On-line version ISSN 0718-381X

Abstract

MUNOZ LOPEZ, Daniela; BUGUENO VALDEBENITO, Isaac Maximiliano; ROMO ORMAZABAL, Fernando  and  GARRIDO-URRUTIA, Constanza. Secondary Bruxism after Recreational Ecstasy Consumption: A Review. Int. J. Odontostomat. [online]. 2015, vol.9, n.2, pp.213-218. ISSN 0718-381X.  http://dx.doi.org/10.4067/S0718-381X2015000200006.
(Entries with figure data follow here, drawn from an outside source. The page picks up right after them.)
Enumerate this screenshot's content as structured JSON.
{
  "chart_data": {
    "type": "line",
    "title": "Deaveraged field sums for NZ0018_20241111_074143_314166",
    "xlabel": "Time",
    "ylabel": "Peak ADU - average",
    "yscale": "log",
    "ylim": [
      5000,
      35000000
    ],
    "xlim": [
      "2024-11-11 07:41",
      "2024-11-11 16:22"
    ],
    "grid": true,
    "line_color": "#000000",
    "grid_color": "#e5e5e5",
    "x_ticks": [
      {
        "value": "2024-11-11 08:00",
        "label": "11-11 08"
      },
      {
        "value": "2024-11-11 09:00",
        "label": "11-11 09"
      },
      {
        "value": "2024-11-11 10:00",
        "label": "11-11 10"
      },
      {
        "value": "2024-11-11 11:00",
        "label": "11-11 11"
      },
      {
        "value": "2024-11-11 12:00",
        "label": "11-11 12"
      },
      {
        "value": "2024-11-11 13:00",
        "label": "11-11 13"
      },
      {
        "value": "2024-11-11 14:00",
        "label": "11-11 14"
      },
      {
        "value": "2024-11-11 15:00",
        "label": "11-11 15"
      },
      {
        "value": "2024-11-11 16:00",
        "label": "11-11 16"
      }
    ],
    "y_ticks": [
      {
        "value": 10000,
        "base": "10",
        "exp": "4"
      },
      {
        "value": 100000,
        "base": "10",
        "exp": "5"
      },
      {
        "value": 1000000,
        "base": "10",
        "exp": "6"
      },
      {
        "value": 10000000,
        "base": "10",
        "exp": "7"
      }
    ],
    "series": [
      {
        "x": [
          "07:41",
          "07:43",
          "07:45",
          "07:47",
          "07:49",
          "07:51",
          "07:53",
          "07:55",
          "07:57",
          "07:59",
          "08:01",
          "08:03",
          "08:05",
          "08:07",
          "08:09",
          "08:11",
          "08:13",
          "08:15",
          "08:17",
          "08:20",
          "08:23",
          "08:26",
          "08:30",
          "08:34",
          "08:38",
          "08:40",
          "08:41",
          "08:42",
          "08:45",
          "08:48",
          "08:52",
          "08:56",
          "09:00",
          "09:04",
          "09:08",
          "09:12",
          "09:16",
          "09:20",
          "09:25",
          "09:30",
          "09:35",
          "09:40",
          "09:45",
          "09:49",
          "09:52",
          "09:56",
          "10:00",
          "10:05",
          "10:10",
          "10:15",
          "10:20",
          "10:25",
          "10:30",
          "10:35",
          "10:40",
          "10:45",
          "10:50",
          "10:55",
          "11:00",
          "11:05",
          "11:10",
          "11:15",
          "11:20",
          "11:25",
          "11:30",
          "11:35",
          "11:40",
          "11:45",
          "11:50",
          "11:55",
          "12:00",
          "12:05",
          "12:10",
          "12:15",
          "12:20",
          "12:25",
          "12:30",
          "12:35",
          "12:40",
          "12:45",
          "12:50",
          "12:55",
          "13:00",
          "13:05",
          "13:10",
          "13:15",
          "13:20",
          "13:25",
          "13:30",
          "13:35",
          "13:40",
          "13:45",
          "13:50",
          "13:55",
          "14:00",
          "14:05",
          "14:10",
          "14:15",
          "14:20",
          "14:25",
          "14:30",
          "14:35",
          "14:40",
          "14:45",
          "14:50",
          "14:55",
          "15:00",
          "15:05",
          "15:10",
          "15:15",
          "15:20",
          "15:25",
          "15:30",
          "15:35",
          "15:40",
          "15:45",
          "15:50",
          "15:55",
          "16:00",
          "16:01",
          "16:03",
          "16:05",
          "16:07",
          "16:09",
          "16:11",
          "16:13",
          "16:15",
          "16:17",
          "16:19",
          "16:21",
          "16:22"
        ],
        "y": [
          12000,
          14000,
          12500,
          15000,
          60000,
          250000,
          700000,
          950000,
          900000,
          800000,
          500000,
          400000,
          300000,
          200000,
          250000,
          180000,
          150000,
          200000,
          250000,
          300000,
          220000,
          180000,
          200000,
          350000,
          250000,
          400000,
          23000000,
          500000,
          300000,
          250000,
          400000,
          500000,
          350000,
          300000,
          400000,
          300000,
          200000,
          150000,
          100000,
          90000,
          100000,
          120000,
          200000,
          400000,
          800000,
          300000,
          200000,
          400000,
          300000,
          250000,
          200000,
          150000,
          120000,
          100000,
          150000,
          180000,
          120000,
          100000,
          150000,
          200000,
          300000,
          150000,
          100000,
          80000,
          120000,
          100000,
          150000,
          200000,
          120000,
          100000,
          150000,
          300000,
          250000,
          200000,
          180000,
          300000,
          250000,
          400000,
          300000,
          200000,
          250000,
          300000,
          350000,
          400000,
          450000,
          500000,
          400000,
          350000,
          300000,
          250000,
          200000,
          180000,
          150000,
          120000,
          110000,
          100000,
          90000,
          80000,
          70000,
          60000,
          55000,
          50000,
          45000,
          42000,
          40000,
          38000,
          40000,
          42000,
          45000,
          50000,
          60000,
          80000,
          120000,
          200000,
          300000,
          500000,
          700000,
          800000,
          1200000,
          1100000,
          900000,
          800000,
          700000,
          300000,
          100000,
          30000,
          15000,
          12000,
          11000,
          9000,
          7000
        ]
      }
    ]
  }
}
Methylenedioxymethamphetamine (MDMA) or Ecstasy is a synthetic drug accidentally isolated in 1914, finding in it no specific medical use. The WHO considers it as a psychotropic drug and it is illegal in several countries, including Chile. According to the Global Synthetic Drugs Assessment, the use of ecstasy has increased steadily in Latin-America between the years 2008 and 2012, and studies in Chile show ecstasy as a "new drug", with an increased consumption in the 19-25 year-old age group. The concept of bruxism in dentistry has changed over time, moving to a multifactorial etiology where central factors, such as pathophysiology have a major role. Several authors report bruxism as a side effect of ecstasy consumption, at a rate of between 50 and 89%. This can be explained by the fact that MDMA acts centrally inducing imbalance at the level of serotonergic and/or dopaminergic pathways, as it occurs in bruxism. Since the United Nations Office on Drugs and Crime warns of a significant and progressive increase in the consumption of recreational ecstasy in young Chilean adult population, it is important to know there are oral implications in order to have better dental management, and further studies are necessary in order to determine an actual association between ecstasy consumption and secondary bruxism.

Keywords : MDMA; Ecstasy; bruxism; secondary bruxism.